Researchers from Bradford University say some vice-chancellors are "overpaid" by more than pounds 20,000 and others "underpaid" because of the way universities determine salaries.
The fact that someone has a knighthood or a public honour, they say, appears to count for more than the academic qualifications they possess.
The study looked at 64 higher education institutions whose vice-chancellors or principals were paid from pounds 46,000 (Dartington College of the Arts) to pounds 137,000 (University College, London) to discover how their salaries had been decided.
They found few of the 32 factors that might have been expected to influence the decision, such as the number of staff employed, had been considered. If they had been taken into account, some vice-chancellors would have been paid much more and some much less.

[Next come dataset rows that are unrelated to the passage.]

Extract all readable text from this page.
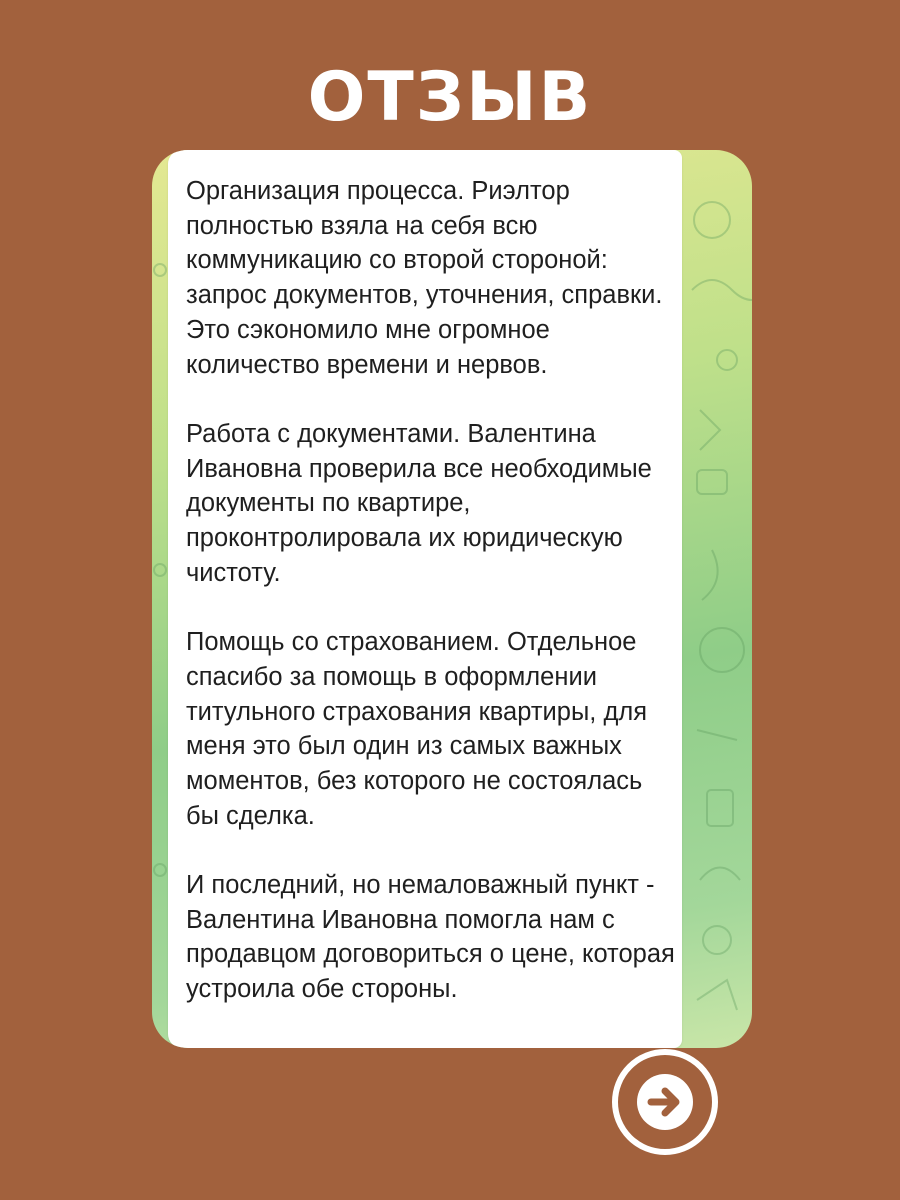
ОТЗЫВ

Организация процесса. Риэлтор полностью взяла на себя всю коммуникацию со второй стороной: запрос документов, уточнения, справки. Это сэкономило мне огромное количество времени и нервов.

Работа с документами. Валентина Ивановна проверила все необходимые документы по квартире, проконтролировала их юридическую чистоту.

Помощь со страхованием. Отдельное спасибо за помощь в оформлении титульного страхования квартиры, для меня это был один из самых важных моментов, без которого не состоялась бы сделка.

И последний, но немаловажный пункт - Валентина Ивановна помогла нам с продавцом договориться о цене, которая устроила обе стороны.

The result of the Higher Education Funding Council's research assessment exercise, which grades departments, played no part. Nor did the number of staff and students. Research income is the only part of a university's funding that is considered. The amount from student fees and grant, determined partly by the quality of research, does not feature.
Vice-chancellors with public honours are earning 22 per cent more than their counterparts while a professorship increases pay by only 13 per cent above that of a doctor. From this year the Government has said that vice-chancellors' salaries must be published. The Bradford survey is based on those universities that have already published the information.
Mark Baimbridge, a lecturer in economics who did the research, said: "Factors which would make a big difference to your pay if you were a managing director, like the company's performance and the number of staff, have little or no impact on vice-chancellors' salaries."
Mr Baimbridge and Claire Simpson, his assistant, calculate that 32 of the vice-chancellors in their survey are overpaid. According to their criteria, the principal of Queen Mary and Westfield College, London, (salary pounds 120,000) is overpaid by pounds 26,000, while the vice-chancellor of Manchester University (salary pounds 104,000) is underpaid by pounds 24,000. The vice-chancellor of Oxford gets pounds 91,000, an underpayment of just pounds 400.
New universities, which are former polytechnics, say they have to pay more to attract good applicants and raise the status of their institutions. But not all the new universities are paying six-figures salaries. The survey says that the vice-chancellor of the University of the West of England, in Bristol, (salary pounds 79,000) is underpaid by pounds 18,000. By contrast, the vice-chancellor of Nottingham Trent University, who earns pounds 114,000, is overpaid by pounds 18,000.
Scientists earned around 15 per cent more than those with social science or arts backgrounds.
Mr Baimbridge said: "We are suggesting all vice-chancellors should have a basic salary with an additional income based on their performance."